L'ex-secrétaire d'État américain John Kerry, chef de la mission de l'influente fondation Carter, a exprimé sa confiance dans l'intégrité du système électoral, qualifiant de "détaillé et transparent" le processus de vote et de comptage, lequel "peut donner confiance quant aux résultats".

"Il faut donner à l'IEBC le temps de poursuivre sa tâche", a approuvé la députée européenne néerlandaise Marietje Schaake, à la tête de la mission de l'Union européenne, en appelant les Kényans à rester "calmes" et "pacifiques".

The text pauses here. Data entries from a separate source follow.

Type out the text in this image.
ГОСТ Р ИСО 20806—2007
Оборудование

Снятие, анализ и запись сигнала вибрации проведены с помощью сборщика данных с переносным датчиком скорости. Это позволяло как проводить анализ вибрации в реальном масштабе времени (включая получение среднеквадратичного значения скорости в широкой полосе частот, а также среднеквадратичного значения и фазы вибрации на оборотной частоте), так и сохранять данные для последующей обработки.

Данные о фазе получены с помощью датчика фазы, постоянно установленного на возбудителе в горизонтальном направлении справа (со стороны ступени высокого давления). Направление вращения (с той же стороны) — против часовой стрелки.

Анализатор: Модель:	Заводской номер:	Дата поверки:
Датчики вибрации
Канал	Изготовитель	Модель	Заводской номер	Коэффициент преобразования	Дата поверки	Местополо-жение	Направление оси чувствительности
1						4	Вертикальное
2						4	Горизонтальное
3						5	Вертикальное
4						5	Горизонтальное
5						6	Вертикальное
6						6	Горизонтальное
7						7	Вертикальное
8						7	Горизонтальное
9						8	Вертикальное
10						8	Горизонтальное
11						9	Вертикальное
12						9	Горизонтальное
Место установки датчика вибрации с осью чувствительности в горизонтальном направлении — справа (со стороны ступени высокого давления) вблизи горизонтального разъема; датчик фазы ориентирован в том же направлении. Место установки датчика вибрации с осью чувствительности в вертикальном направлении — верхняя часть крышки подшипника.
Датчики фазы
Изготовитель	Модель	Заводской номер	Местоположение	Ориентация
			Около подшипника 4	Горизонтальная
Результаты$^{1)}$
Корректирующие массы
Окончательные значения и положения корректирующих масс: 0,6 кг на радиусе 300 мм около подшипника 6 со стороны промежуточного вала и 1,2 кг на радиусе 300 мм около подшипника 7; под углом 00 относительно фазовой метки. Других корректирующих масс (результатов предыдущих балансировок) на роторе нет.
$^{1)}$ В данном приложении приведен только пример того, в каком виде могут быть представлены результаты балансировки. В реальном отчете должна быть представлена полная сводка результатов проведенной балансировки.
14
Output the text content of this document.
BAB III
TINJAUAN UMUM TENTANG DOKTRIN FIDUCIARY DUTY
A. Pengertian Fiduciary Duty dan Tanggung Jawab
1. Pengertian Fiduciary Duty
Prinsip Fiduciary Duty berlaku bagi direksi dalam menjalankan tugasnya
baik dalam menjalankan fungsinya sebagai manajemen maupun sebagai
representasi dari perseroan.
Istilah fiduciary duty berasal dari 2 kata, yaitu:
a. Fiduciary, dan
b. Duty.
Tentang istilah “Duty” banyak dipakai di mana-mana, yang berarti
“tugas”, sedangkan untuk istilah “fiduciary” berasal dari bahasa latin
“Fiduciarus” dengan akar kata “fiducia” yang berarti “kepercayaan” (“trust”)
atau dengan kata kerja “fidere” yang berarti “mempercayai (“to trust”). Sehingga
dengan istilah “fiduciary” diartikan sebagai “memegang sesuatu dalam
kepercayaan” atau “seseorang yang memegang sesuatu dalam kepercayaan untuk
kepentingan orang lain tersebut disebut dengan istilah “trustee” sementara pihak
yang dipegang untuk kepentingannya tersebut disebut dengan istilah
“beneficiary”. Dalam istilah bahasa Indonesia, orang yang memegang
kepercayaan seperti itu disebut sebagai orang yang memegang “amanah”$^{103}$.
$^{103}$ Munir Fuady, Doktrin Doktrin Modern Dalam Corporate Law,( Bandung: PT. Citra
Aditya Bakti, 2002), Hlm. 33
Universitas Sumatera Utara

L'ex-président ghanéen John Dramani Mahama, chef de la mission du Commonwealth, a de son côté souligné prendre "au sérieux" les allégations de M. Odinga. Mais il a estimé que tout désaccord devrait être "résolu par l'intermédiaire des voies légales prescrites".

L'IEBC, dont l'opposition n'a cessé de mettre en cause l'impartialité pendant la campagne, a nié que son système informatique ait été ainsi exposé. "Il y a eu une tentative de piratage, mais elle n'a pas réussi", a affirmé M. Chebukati.

Les accusations de fraude avaient débouché mercredi sur des violences sporadiques dans plusieurs fiefs de l'opposition, dans l'ouest du pays et dans les bidonvilles de Nairobi, où les déceptions électorales sont fréquentes et souvent accompagnées de tensions.

A Kisumu (ouest), des centaines de manifestants avaient érigé des barricades et brûlé des pneus avant d'être dispersés par la police.

Le calme est revenu

A Mathare, un bidonville de Nairobi, la police avait abattu deux manifestants. Deux hommes avaient également été tués par la police dans le comté de Tana River (sud-est), après avoir attaqué un bureau de vote à l'arme blanche.

Ces morts avaient ravivé le souvenir des violences post-électorales de 2007-2008, les pires depuis l'indépendance en 1963, qui avaient fait au moins 1.100 morts et plus de 600.000 déplacés.

Mais alors que 150.000 membres des forces de sécurité sont déployés dans le pays, le calme est revenu jeudi, même si quelques accrochages entre policiers et manifestants ont eu lieu dans le bidonville de Kawangware à Nairobi.

L'attention se portait maintenant sur Raila Odinga qui, même s'il dit "ne pas contrôler le peuple", jouit d'une influence énorme au sein de son ethnie luo, le vote se jouant avant tout au Kenya sur des sentiments d'appartenance ethnique.

En 2007, il avait rejeté la réélection de Mwai Kibaki, lors d'un scrutin entaché de nombreuses fraudes selon les missions d'observation électorales. Le Kenya avait plongé dans deux mois de violences politico-ethniques et de répression policière. En 2013, il avait aussi contesté sa défaite et s'était tourné vers la justice, qui lui avait donné tort.

L'enjeu est capital pour M. Odinga, qui joue la dernière bataille d'une longue rivalité dynastique avec la famille de M. Kenyatta, 55 ans.

Son père, Jaramogi Oginga Odinga, fut brièvement vice-président, avant de perdre la lutte post-indépendance pour le pouvoir, au profit du premier chef d'État Jomo Kenyatta, le père d'Uhuru.